Severe systemic manifestations, immune compromise, rapid spread.
What if purulent cellulitis is mild and can be treated with oral antibiotics?
Consider confining the coverage to strep and MSSA (but not MRSA). But if MRSA is deemed important to cover TMP/SMX, doxy or clinda may be acceptable (as well as, of course, linezolid).
What are some unusual organisms to consider in special situations?
Traditional (pharmacologic) immunosupression, HIV: strep pneumo, Mtb, gram negatives, crypto species.
Chronic liver disease, CKD: vibrio species ( including vulnificus), gram negatives (including pseudomonas).
When should nec fash (and other complications) be considered?
From the article:
In cases of suspected necrotizing fasciitis, early surgical assessment is recommended; however, laboratory testing may help differentiate cellulitis from early evolving necrotizing fasciitis. Wall et al75 found in a modeling study that a white blood cell count greater than 15 400 cells/mm3 or serum sodium level less than 135 mEq/L could suggest a diagnosis of necrotizing fasciitis with a sensitivity of 90%, specificity of 76%, positive likelihood ratio of 3.75, and negative likelihood ratio of 0.13. Similarly, Wong et al76 developed the Laboratory Risk Indicator for Necrotizing Fasciitis score according to white blood cell count and levels of C-reactive protein, hemoglobin, serum sodium, creatinine, and serum glucose, which had a sensitivity of 90%, specificity of 95%, positive likelihood ratio of 19.95, and negative likelihood ratio of 0.10. Finally, Murphy et al77 identified that for necrotizing fasciitis among cases in their series, a serum lactate level of 2.0 mmol/L had a sensitivity of 100%, specificity of 76%, positive likelihood ratio of 4.17, and negative likelihood ratio of 0. All of these tests are offered as adjunctive tools, along with history, physical examination, and surgical exploration, to guide diagnosis of necrotizing fasciitis.
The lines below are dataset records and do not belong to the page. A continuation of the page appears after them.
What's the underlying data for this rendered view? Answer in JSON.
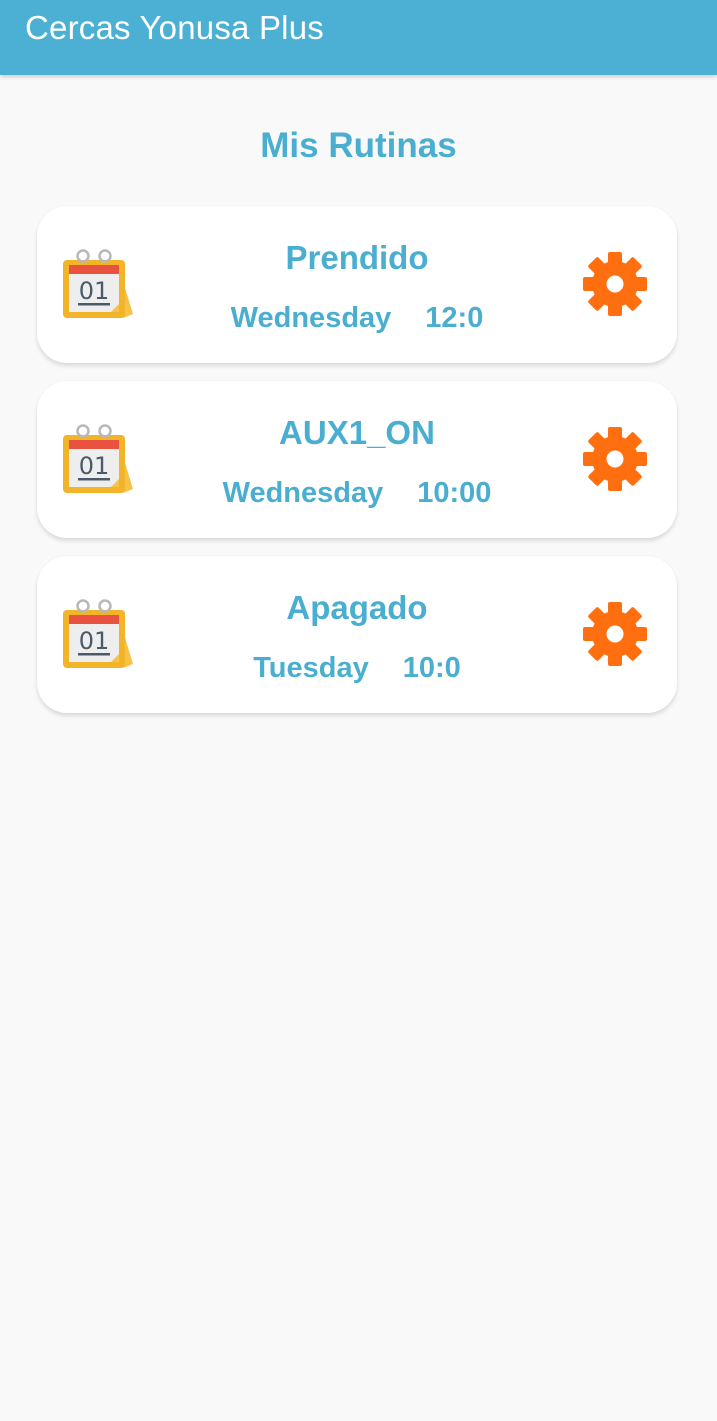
{
  "app_bar": {
    "title": "Cercas Yonusa Plus",
    "color": "#4bb0d4"
  },
  "page": {
    "title": "Mis Rutinas"
  },
  "routines": [
    {
      "name": "Prendido",
      "day": "Wednesday",
      "time": "12:0",
      "icon": "calendar-icon",
      "action_icon": "gear-icon"
    },
    {
      "name": "AUX1_ON",
      "day": "Wednesday",
      "time": "10:00",
      "icon": "calendar-icon",
      "action_icon": "gear-icon"
    },
    {
      "name": "Apagado",
      "day": "Tuesday",
      "time": "10:0",
      "icon": "calendar-icon",
      "action_icon": "gear-icon"
    }
  ],
  "calendar_icon": {
    "date_text": "01"
  },
  "colors": {
    "accent_text": "#4aaed1",
    "gear": "#ff6f0f",
    "background": "#f9f9fa"
  }
}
Imaging studies are not diagnostic of cellulitis but can help distinguish it from more severe forms of infection and can identify drainable fluid collections, such as abscesses. Osteomyelitis can sometimes complicate cellulitis and when suspected can be best ruled out with magnetic resonance imaging or radiography, if chronic. Furthermore, magnetic resonance imaging or computed tomography can help differentiate cellulitis from necrotizing fasciitis or pyomyositis.78 The appearance of gas on computed tomography scan in the absence of soft tissue trauma or a rim-enhancing fluid collection, as would be found with an abscess, is considered pathognomonic of, but not requisite for, a diagnosis of necrotizing fasciitis.79- 81 A recent study evaluating the utility of modern-day computed tomography scanners demonstrated a positive predictive value of 76% and a negative predictive value of 100% and found that only 36% of cases of necrotizing fasciitis included gas.82
In cases of non response to treatment consider cellulitis mimics and possible derm consultation
Mimics include stasis dermatitis, calciphylaxis, erythema migrans and other conditions.